Am 26. Mai 1803 beziehen ca. 17.000 französische Soldaten unter
ihrem Kaiser Napoleon ihrQuartier in der Grafschaft Bentheim.
Dieser Landkreis befindet sich im Nordwesten von Deutschland
direkt an der niederländischen Grenze. Die französische Vorherrschaft
erlebt im Jahre 1813 ihren Wendepunkt, als nach der Völkerschlacht
von Leipzig der Rückzug Napoleons nach Frankreich beginnt.
Vom 08. bis 12. November 1813 müssen noch flüchtende französische
Einheiten in der Niedergrafschaft beherbergt und verpflegt werden.
Danach ziehen sich die letzten Franzosen über Laar und Eschebrügge
auf die Festung Coevorden (Niederlande) zurück.
Am 27. November 1813 beschließt König Georg III., König des
Vereinigten
Reiches Großbritannien und Irland, Kurfürst zu Hannover, in einem„Spezialbefehl“ die Errichtung einer allgemeinen Landwehr in deutschen
Landen. Die Landwehr-Bataillone sollen zur Befreiung des Vaterlandes
und zur Erkämpfung eines ehrenvollen und dauerhaften Friedens
unverzüglich errichtet und organisiert werden.
Im März 1814 sollen Kollekten in allen Kirchen der Grafschaft Bentheim
die Geldmittel zur Anfertigung von 600 Uniformen erbringen.
Capitain Carl Friedrich Peithmann aus Bückeburg wird mit 52 Jahren
Kompaniechef der größten und IV. Kompanie, dessen Garnisonsort
Uelsen ist. Am 15. August 1814 bricht das Bentheimer Landwehrbataillon
mit 600 Soldaten über Enschede und Herthogenbosch zum Garnisonsdienst
nach Flandern auf. Hinsichtlich der noch unklaren militärischen Verwendung
(Großbritanniens Teilnahme am zweiten amerikanischen Unabhängigkeitskrieg)
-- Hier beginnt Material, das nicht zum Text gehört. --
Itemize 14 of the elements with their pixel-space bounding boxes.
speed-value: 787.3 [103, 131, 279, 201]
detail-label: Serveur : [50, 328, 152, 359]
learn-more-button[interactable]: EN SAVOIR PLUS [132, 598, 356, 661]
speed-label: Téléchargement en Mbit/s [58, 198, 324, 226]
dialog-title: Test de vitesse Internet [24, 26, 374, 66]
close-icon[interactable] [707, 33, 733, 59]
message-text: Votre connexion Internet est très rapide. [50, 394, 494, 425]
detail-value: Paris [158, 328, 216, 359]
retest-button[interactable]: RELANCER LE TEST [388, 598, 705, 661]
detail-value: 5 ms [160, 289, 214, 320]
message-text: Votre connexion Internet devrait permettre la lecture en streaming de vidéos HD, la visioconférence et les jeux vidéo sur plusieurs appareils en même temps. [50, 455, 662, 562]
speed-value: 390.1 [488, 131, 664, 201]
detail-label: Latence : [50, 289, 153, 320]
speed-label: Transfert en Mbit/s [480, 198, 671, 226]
desertieren innerhalb von acht Tagen 170 Mann. Nachdem sie von
Ortsvorstehern und Bürgermeistern beruhigt werden, kehrt die Mehrzahl
erneut zu ihren Einheiten zurück. Nach dem Garnisonsdienst in Gent
vom 29.08.1814 bis 23.03.1815 folgt eine Verlegung des Bentheimer
Landwehrbataillons nach Brügge.
Inzwischen wird der nach Elba verbannte Franzosenkaiser Napoleon
wieder jubelnd in Paris aufgenommen. Am 07. April 1815 vollzieht das
Bataillon einen Stellungswechsel nach Ostende. Anfang Mai 1815
bezieht es einen Verfügungsraum bei Brüssel, wo seit dem 06. Mai 1815
zahlreiche Exerzierdienste und Marschübungen auf dem Programm stehen.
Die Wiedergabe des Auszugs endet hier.